US Patent 9,034,629 to Joule Unlimited titled Recombinant synthesis of medium chain-length alkanes
On about 16 June 2015, Joule Unlimited issued a press release which begins
Joule, the pioneer of liquid fuels from recycled CO2, today announced the issuance of an additional patent on the direct, continuous production of hydrocarbon fuels – extending its ability to target the highest-value molecules of the petroleum distillation process and generate them on demand from sunlight and CO2.
U.S. Patent #9,034,629, issued on May 19, covers both the cyanobacterium and the process for directly converting CO2 into medium-chain alkanes, which are the molecular basis of diesel, jet fuel and gasoline.
The first claim of US 9,034,629
An engineered cyanobacterium,
wherein the engineered cyanobacterium comprises recombinant genes encoding an alkane deformylative monooxygenase having EC number 184.108.40.206, a thioesterase having EC number 220.127.116.11, and a carboxylic acid reductase having EC number 18.104.22.168, wherein the alkane deformylative monooxygenase is encoded by adm, the thioesterase is encoded by fatB or fatB2, and the carboxylic acid reductase is encoded by carB, wherein the thioesterase converts C(.sub.8-12) acyl-ACP to C(.sub.8-12) fatty acid, wherein the carboxylic acid reductase converts C(.sub.8-12) fatty acid to C(.sub.8-12) aldehyde, wherein the alkane deformylative monooxygenase converts C(.sub.8-12) aldehyde to C(.sub.7-11) alkane, and wherein the engineered cyanobacterium produces at least one of heptane, nonane, and undecane in an amount greater than an otherwise identical cyanobacterium, cultured under identical conditions, but lacking recombinant genes encoding alkane deformylative monooxygenase, thioesterase, and carboxylic acid reductase.
Example 4 includes the text:
One or more recombinant genes encoding one or more enzymes having enzyme activities which catalyze the production of medium chain-length alkanes are identified and selected. The enzyme activities include: an alkane deformylative monooxygenase activity, a thioesterase activity, a carboxylic acid reductase activity, and a phosphopanthetheinyl transferase activity, a long-chain fatty acid CoA-ligase activity, and/or a long-chain acyl-CoA reductase activity. Such genes and enzymes can be those described in Tables 1 and 2.
The selected genes are cloned into an expression vector. For example, adm-carB-entD-fatB or adm-acrM-fadD-fatB (or combinations of homologs thereof) are cloned into one or more vectors. See FIG. 6. The genes can be under inducible control (such as the urea-repressible nir07 promoter or the cumate-inducible cum02 promoter). The genes may or may not be expressed operonically; and one or more of the genes can be placed under constitutive control such that when the other gene(s) are induced, the genes under constitutive control are already expressed. For example, one might express adm, carB, and entD constitutively while placing fatty-acid-generating fatB under inducible control; thus when fatty acids are made by fatB after induction, the remainder of the pathway is already present.

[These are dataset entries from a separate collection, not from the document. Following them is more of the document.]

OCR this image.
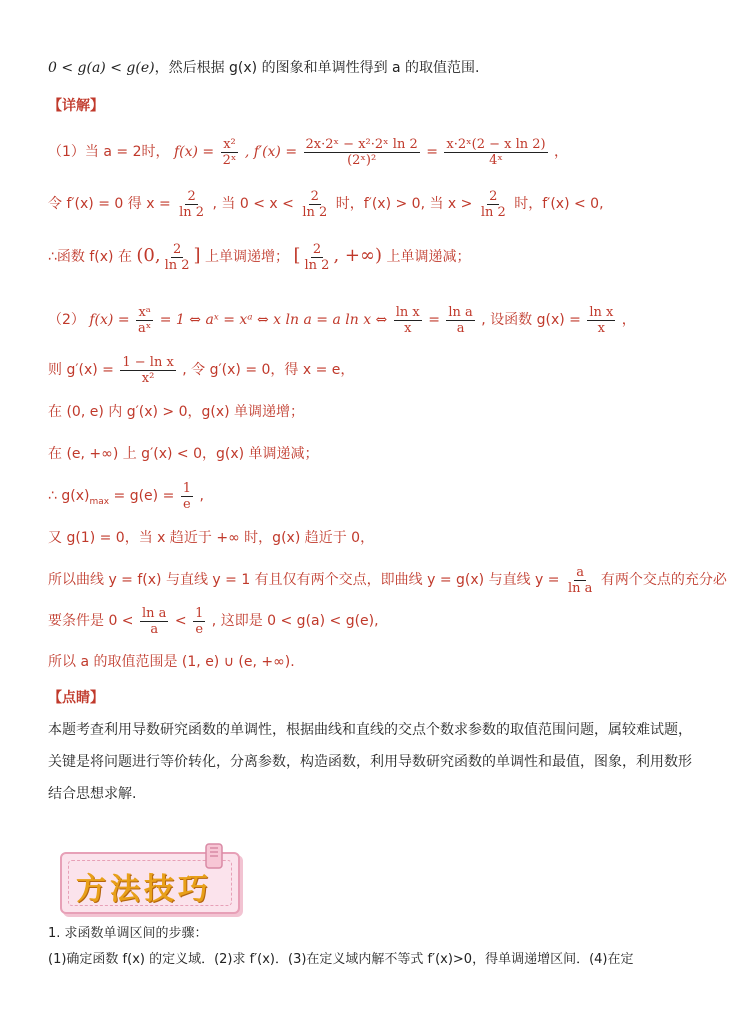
0 < g(a) < g(e)，然后根据 g(x) 的图象和单调性得到 a 的取值范围.
【详解】
（1）当 a = 2时， $f(x) = \frac{\text{x²}}{\text{2ˣ}}$ , $f'(x) = \frac{\text{2x·2ˣ − x²·2ˣ ln 2}}{\text{(2ˣ)²}} = \frac{\text{x·2ˣ(2 − x ln 2)}}{\text{4ˣ}}$ ，
令 f′(x) = 0 得 $x = \frac{2}{\ln 2}$ , 当 $0 < x < \frac{2}{\ln 2}$ 时，f′(x) > 0, 当 $x > \frac{2}{\ln 2}$ 时，f′(x) < 0,
∴函数 f(x) 在 (0, $\frac{2}{\ln 2}$ ] 上单调递增； [ $\frac{2}{\ln 2}$ , +∞) 上单调递减；
（2） $f(x) = \frac{\text{xᵃ}}{\text{aˣ}} = 1$ ⇔ aˣ = xᵃ ⇔ x ln a = a ln x ⇔ $\frac{\text{ln x}}{x} = \frac{\text{ln a}}{a}$ , 设函数 $g(x) = \frac{\text{ln x}}{x}$ ，
则 $g'(x) = \frac{\text{1 − ln x}}{\text{x²}}$ , 令 g′(x) = 0，得 x = e，
在 (0, e) 内 g′(x) > 0，g(x) 单调递增；
在 (e, +∞) 上 g′(x) < 0，g(x) 单调递减；
∴ $g(x)_{max} = g(e) = \frac{1}{e}$ ,
又 g(1) = 0，当 x 趋近于 +∞ 时，g(x) 趋近于 0，
所以曲线 y = f(x) 与直线 y = 1 有且仅有两个交点，即曲线 y = g(x) 与直线 $y = \frac{a}{\text{ln a}}$ 有两个交点的充分必
要条件是 $0 < \frac{\text{ln a}}{a} < \frac{1}{e}$ , 这即是 0 < g(a) < g(e),
所以 a 的取值范围是 (1, e) ∪ (e, +∞).
【点睛】
本题考查利用导数研究函数的单调性，根据曲线和直线的交点个数求参数的取值范围问题，属较难试题，关键是将问题进行等价转化，分离参数，构造函数，利用导数研究函数的单调性和最值，图象，利用数形结合思想求解.
方法技巧
1. 求函数单调区间的步骤：
(1)确定函数 f(x) 的定义域．(2)求 f′(x)．(3)在定义域内解不等式 f′(x)>0，得单调递增区间．(4)在定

One or more vectors are selected and transformed into a microorganism (e.g., cyanobacteria). The cells are grown to a suitable optical density. In some instances cells are grown to a suitable optical density in an uninduced state, and then an induction signal is applied to commence alkane production.
Alkanes are produced by the transformed cells. The alkanes generally have 7, 8, 9, 10, or 11 carbon atoms. In some instances, alkanes are detected. In some instances, alkanes are quantified. In some instances, alkanes are collected.

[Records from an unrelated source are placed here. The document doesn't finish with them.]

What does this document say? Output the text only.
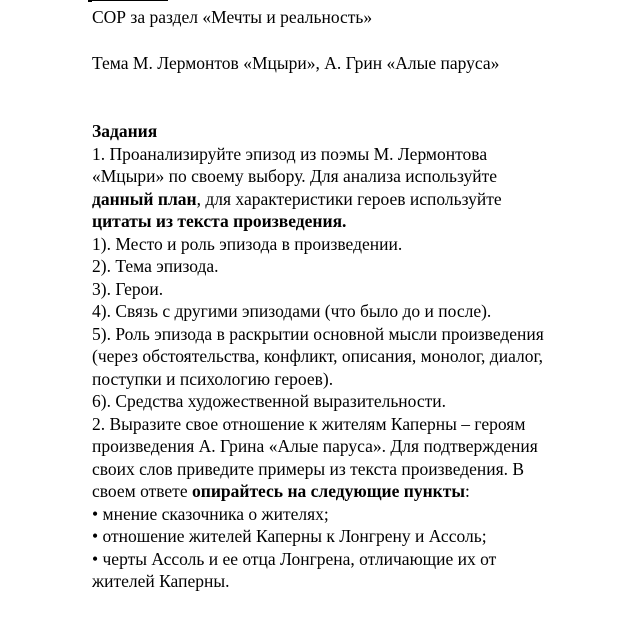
СОР за раздел «Мечты и реальность»
Тема М. Лермонтов «Мцыри», А. Грин «Алые паруса»
Задания
1. Проанализируйте эпизод из поэмы М. Лермонтова
«Мцыри» по своему выбору. Для анализа используйте
данный план, для характеристики героев используйте
цитаты из текста произведения.
1). Место и роль эпизода в произведении.
2). Тема эпизода.
3). Герои.
4). Связь с другими эпизодами (что было до и после).
5). Роль эпизода в раскрытии основной мысли произведения
(через обстоятельства, конфликт, описания, монолог, диалог,
поступки и психологию героев).
6). Средства художественной выразительности.
2. Выразите свое отношение к жителям Каперны – героям
произведения А. Грина «Алые паруса». Для подтверждения
своих слов приведите примеры из текста произведения. В
своем ответе опирайтесь на следующие пункты:
• мнение сказочника о жителях;
• отношение жителей Каперны к Лонгрену и Ассоль;
• черты Ассоль и ее отца Лонгрена, отличающие их от
жителей Каперны.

The claim to priority: This application is related to U.S. Provisional Application No. 61/756,973, filed Jan. 25,2013.
There was a final rejection in the case on 9 October 2014. Among other items, there were rejections over Roessler, including US 8,633,002. Joule Unlimited, in papers and in an interview on 13 January 2015, pointed to the lack of working examples in the cited prior art of Roessler.